All too often in television, that which is of high quality rarely receives proper public acceptance and vice versa.
Need proof? In 1984, John Ritter won the Best Actor in a Comedy Emmy Award for his Olivier-like pratfalls in "Three's Company," while 17 years earlier, "The Monkees" actually was selected the best comedy series of that year.
But the public got it right this football season, giving NBC higher NFL ratings for the year than it gave Fox. The Peacock network was superior, week in and week out, to the newcomers. And, for once, quality won out where it counts, in the Nielsen surveys.
While Fox's top announcing team of Pat Summerall and John Madden is the best in the business, NBC's other pairs are much better that their Fox counterparts, and the advantage was clear during Saturday's divisional playoffs.
NBC's Marv Albert and Paul Maguire, the network's No. 2 team, were splendid working the Pittsburgh-Cleveland AFC contest, vastly outclassing Fox's Dick Stockton and Matt Millen, who had the San Francisco-Chicago NFC clash.
Maguire was rightly all over Cleveland receiver Derrick Alexander for letting Vinny Testaverde's first two passes of the game bounce off his shoulder pads, rather than catch them directly with his hands.
"It's not cold down there. He [Alexander] is trying to let them [the passes] bounce and then draw them in. You can't do that," said Maguire.
Meanwhile, Albert made his usual informative call, with selected, but never intrusive, infusions of his tumbleweed-dry humor to lighten up a Steelers rout.
The NFC game was also a blowout, but the difference between the two games was that the Fox game felt longer than three hours, because Stockton and Millen had little to offer, as has been the case all year.
Stockton, who was CBS' lead NBA announcer, has risen to a level of prominence, but can anyone explain why? His delivery is mechanical, and he brings the viewer very little that he or she can't read from the on-screen graphics. And Millen, who attempts to be entertaining, is rarely insightful.
The television viewer would have been much better served by turning down the sound and tuning in the CBS radio broadcast on WBAL (1090 AM), where Verne Lundquist and Todd Christensen held court.
Lundquist, who should be where Stockton is, and Christensen, who teams with Jim Lampley in the NBC-TV booth, turned in a brilliant performance, chocked full of intelligent analysis and humor.

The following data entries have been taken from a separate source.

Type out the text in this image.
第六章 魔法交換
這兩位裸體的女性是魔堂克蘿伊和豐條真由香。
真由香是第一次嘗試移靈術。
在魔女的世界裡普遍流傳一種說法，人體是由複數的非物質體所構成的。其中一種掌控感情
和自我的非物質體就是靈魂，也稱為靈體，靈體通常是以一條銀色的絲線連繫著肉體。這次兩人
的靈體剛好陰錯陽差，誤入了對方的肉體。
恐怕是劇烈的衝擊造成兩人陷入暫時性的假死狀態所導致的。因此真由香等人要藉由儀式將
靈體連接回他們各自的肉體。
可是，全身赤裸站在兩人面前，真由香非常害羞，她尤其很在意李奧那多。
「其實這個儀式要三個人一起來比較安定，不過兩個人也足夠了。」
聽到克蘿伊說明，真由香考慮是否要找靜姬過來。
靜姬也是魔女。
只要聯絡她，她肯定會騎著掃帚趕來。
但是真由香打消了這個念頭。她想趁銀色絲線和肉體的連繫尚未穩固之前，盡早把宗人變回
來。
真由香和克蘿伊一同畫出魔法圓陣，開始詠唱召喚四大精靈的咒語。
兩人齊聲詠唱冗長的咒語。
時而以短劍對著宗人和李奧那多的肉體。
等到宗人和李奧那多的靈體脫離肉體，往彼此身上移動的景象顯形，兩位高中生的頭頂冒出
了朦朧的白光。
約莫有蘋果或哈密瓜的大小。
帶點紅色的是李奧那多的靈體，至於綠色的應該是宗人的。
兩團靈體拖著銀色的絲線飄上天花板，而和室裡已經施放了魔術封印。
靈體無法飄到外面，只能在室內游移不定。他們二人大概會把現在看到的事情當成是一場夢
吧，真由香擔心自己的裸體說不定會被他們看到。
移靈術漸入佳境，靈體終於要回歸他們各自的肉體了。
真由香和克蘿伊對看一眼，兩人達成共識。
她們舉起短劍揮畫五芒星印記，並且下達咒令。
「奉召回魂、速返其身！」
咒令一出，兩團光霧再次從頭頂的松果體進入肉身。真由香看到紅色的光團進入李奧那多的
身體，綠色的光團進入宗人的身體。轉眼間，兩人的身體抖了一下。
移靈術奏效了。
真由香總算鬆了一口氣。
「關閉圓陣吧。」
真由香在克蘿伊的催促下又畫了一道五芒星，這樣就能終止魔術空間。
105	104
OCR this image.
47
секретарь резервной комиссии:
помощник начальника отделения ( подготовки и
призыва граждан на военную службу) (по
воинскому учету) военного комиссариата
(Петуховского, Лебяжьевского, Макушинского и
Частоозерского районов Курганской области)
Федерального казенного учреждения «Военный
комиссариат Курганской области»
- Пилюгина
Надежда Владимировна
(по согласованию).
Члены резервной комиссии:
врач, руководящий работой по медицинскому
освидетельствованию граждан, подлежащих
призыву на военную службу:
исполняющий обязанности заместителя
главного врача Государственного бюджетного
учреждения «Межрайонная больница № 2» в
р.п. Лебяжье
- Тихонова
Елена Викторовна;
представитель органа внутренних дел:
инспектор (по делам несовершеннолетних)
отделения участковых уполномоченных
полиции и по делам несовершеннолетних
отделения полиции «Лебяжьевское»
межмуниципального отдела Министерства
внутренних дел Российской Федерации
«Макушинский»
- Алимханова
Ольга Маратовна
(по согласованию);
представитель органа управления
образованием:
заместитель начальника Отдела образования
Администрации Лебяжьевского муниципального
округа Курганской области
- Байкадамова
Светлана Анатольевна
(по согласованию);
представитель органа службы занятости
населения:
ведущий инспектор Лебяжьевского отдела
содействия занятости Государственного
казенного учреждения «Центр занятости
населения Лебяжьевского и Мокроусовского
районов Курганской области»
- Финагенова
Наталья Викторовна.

When Christensen noted on a multiple San Francisco penalty that the referee had called a defensive lineman a nose guard, an outmoded term, Lundquist quickly chimed in, "They're not playing with leather helmets. . . . Times have changed."
It wasn't all yuks, however. On a Merton Hanks second-period interception, Christensen, the former Raiders tight end, was quick to point out that 49ers cornerback Deion Sanders had influenced the play by running deep, inducing Chicago quarterback Steve Walsh to throw underneath, where Hanks was waiting.
On the television side, Millen was content merely to tell viewers that Hanks had been watching Walsh all the way, which told you what happened, but not why.
Making the move
As part of an ongoing effort to bring some journalistic heft to its sports operation, Channel 11 has swiped Sun sports columnist Ken Rosenthal away from Channel 45.
David Roberts, Channel 11's news director, said Rosenthal will appear weekly on the station's Sunday morning news program with commentary and also will provide commentary and analysis throughout the week as necessary on breaking events and the Orioles, when they play again.
That was some nasty shot across the bow fired yesterday by ESPN's Dick Schaap at the end of "The Sports Reporters," at Fox chairman Rupert Murdoch, recently named the most powerful man in sports by the Sporting News.
Schaap said Murdoch had driven many quality journalists out of the business at his tabloid newspapers. "His idea of a football pre-game show is to have the Simpsons -- Bart and O. J.," said Schaap.